Successions transfrontalières : pourquoi certains héritiers de résidents belges sont doublement imposés

Ni la Belgique, ni les autres pays de l’UE, n’ont encore jugé utile de régler définitivement la question. Une chronique signée Rafaël Alvarez Campa, avocat associé Everest Law.

Contribution externe
Le nombre des successions transfrontalières est croissant. En cause : notamment la détention d’un bien à l’étranger.
Le nombre des successions transfrontalières est croissant. En cause : notamment la détention d’un bien à l’étranger. ©Shutterstock

L’éclatement des familles, les expériences professionnelles à l’étranger, la détention d’un bien à l’étranger sont autant de raisons qui expliquent le nombre sans cesse croissant de successions transfrontalières. Rares sont les successions ne concernant que des résidents belges ou ne portant que sur des biens situés exclusivement en Belgique.
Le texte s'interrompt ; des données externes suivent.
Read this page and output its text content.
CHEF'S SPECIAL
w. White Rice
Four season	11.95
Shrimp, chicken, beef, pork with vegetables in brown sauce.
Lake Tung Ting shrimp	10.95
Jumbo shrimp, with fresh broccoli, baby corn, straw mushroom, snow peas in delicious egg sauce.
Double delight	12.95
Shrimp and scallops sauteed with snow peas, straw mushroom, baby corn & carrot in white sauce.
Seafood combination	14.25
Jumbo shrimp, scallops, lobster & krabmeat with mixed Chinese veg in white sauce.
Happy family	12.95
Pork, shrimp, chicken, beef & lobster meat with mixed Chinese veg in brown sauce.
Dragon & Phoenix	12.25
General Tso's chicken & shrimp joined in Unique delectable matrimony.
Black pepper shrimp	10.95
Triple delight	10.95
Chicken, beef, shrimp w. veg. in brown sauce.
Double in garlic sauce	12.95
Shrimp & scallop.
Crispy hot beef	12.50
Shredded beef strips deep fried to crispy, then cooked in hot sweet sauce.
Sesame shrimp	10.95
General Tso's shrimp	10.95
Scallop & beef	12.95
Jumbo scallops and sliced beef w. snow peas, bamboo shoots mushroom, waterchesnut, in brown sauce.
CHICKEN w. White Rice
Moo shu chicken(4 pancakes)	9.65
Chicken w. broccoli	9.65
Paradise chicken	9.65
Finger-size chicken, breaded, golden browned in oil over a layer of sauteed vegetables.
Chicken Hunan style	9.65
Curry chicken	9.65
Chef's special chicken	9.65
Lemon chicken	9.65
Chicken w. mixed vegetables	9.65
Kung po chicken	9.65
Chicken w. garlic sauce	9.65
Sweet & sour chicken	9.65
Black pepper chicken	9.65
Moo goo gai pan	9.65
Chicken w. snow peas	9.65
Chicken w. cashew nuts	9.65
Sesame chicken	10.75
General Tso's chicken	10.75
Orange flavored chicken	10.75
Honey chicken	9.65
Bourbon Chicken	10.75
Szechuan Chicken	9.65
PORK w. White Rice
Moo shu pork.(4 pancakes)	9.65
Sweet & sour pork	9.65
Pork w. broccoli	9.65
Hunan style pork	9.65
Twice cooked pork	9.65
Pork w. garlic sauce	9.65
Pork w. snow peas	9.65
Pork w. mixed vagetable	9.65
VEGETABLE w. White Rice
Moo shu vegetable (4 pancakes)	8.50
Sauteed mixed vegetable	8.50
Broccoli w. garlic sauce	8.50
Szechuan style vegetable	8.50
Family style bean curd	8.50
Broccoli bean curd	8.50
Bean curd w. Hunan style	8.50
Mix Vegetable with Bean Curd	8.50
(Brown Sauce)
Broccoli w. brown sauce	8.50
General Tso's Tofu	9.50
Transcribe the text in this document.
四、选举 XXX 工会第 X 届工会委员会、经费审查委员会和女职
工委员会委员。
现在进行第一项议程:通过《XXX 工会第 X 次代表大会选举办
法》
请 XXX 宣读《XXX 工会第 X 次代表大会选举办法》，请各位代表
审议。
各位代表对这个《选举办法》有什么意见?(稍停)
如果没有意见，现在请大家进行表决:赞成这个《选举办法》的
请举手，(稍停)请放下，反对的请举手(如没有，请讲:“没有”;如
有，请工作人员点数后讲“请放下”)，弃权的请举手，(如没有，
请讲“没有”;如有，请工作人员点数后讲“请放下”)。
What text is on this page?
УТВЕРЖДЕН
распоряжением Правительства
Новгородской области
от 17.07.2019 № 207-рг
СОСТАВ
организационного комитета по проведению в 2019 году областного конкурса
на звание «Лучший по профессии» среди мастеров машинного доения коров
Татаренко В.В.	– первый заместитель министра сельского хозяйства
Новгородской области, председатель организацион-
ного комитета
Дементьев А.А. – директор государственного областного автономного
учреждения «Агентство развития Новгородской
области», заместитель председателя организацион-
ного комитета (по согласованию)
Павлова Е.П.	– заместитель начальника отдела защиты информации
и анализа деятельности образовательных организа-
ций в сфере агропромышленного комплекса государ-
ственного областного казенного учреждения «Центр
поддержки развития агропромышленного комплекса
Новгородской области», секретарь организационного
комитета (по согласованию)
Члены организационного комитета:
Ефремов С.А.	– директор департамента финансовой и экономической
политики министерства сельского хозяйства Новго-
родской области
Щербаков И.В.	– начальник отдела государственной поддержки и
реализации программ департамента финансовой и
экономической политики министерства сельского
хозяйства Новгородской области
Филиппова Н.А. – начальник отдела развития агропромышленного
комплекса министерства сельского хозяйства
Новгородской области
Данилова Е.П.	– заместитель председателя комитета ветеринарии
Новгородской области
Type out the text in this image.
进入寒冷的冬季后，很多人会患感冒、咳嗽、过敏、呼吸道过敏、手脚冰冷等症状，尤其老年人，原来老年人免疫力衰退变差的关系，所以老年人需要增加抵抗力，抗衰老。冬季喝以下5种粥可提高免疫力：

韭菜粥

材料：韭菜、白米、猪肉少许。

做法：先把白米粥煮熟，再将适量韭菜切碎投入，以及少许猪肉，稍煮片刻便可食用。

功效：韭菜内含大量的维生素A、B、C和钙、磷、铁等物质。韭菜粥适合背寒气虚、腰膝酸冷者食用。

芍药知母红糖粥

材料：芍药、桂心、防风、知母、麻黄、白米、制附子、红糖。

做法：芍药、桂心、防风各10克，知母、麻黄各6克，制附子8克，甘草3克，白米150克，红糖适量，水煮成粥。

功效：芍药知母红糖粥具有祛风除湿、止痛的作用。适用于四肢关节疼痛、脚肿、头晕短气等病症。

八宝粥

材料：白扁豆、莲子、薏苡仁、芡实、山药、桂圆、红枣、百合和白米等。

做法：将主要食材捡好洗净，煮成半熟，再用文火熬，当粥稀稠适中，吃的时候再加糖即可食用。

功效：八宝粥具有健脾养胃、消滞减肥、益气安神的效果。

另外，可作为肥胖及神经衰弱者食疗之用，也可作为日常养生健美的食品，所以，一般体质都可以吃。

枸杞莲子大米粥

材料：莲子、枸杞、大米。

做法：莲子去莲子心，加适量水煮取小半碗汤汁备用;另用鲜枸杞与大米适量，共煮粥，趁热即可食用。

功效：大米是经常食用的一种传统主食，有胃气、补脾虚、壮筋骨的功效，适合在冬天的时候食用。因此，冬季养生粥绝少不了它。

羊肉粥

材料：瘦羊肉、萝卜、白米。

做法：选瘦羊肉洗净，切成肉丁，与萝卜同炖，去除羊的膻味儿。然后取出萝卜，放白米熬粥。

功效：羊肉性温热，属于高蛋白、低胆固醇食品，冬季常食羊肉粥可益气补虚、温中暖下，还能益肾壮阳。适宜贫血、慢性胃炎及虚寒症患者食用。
Lorsqu’il existe un élément d’extranéité dans une succession, les règles en matière de droits de succession peuvent se chevaucher et aboutir à une double taxation. Ce risque résulte du fait que la fiscalité des successions relève actuellement de la compétence exclusive des États membres de l’Union européenne (UE) qui sont donc libres de fixer à leur guise leurs propres critères d’assujettissement aux droits de succession.

Certains États comme la Belgique ont ainsi retenu le critère de résidence du défunt pour l’imposition en droits de succession alors que d’autres États comme l’Espagne ont opté pour le critère de résidence des héritiers avec parfois, pour certains États, un cumul de plusieurs critères.

Sachant que la Belgique n’a conclu que deux conventions tendant à éviter les doubles impositions en matière successorale, l’une avec la France, l’autre avec la Suède, il n’est pas rare que les héritiers de résidents belges se trouvent confrontés à une situation de double imposition.

Allégements fiscaux

En dépit de ce constat, ni la Belgique, ni les autres pays de l’UE, n’ont encore jugé utile de régler définitivement la question de la double taxation des successions transfrontalières, ce qui a conduit la Commission européenne à prendre des initiatives limitées dans ce sens.

L’une d’elles est la recommandation du 15 décembre 2011 relative aux mesures permettant d’éviter la double imposition des successions. L’objectif principal poursuivi par la Commission est d’aboutir à une charge fiscale qui ne serait pas supérieure à celle qui pèserait sur une succession exclusivement nationale. Pour atteindre cet objectif, la Commission européenne recommande aux États membres d’accorder des "allégements fiscaux".

L’on retiendra parmi les allégements proposés celui qui vise la situation où le défunt avait des liens personnels multiples avec plusieurs États. Dans une telle situation, les autorités compétentes des États membres sont invitées à désigner de commun accord l’État ou les États membre(s) devant accorder l’allégement fiscal. Ceux-ci devront préalablement déterminer avec lequel des États concernés le défunt avait un lien personnel plus étroit sur la base des critères successifs suivants, par ordre de priorité :

  1. Foyer d'habitation permanent dans un État ;
  2. État avec lequel les relations personnelles et économiques étaient les plus étroites (centre des intérêts vitaux) ;
  3. Résidence habituelle ;
  4. Nationalité du défunt.

Deux méthodes

Par la suite, la Commission européenne a mis sur pied un groupe d'experts qui a remis, en décembre 2015, un rapport intitulé Ways to tackle inheritance cross-border tax obstacles facing individuals within the EU (Pistes pour s'attaquer aux obstacles fiscaux transfrontaliers en matière de succession auxquels sont confrontés les particuliers au sein de l'UE). Dans leur rapport, les experts ont retenu deux méthodes visant à supprimer la double imposition des successions.

La première de ces méthodes, qui emporte la préférence du groupe d’experts, tend à l’application de la règle dite "une succession-un impôt", selon laquelle le pouvoir d’imposition de la succession doit être réservé à l’État dans lequel le défunt avait sa résidence habituelle, sauf si un autre État peut démontrer que le défunt avait eu avec ce dernier un lien manifestement plus étroit.

L’autre méthode préconisée par le groupe d’experts renvoie à la conclusion de conventions multilatérales comme cela existe déjà en matière d’imposition directe. Ces conventions prévoiraient ainsi, entre les États signataires, des règles claires tendant à éviter la double imposition des droits de succession.

Depuis lors, rien n’a véritablement évolué au niveau européen, le pouvoir de la Commission européenne restant limité dans cette matière à un travail de coordination. L’harmonisation de la fiscalité des droits de succession n’est donc pas encore à l’ordre du jour.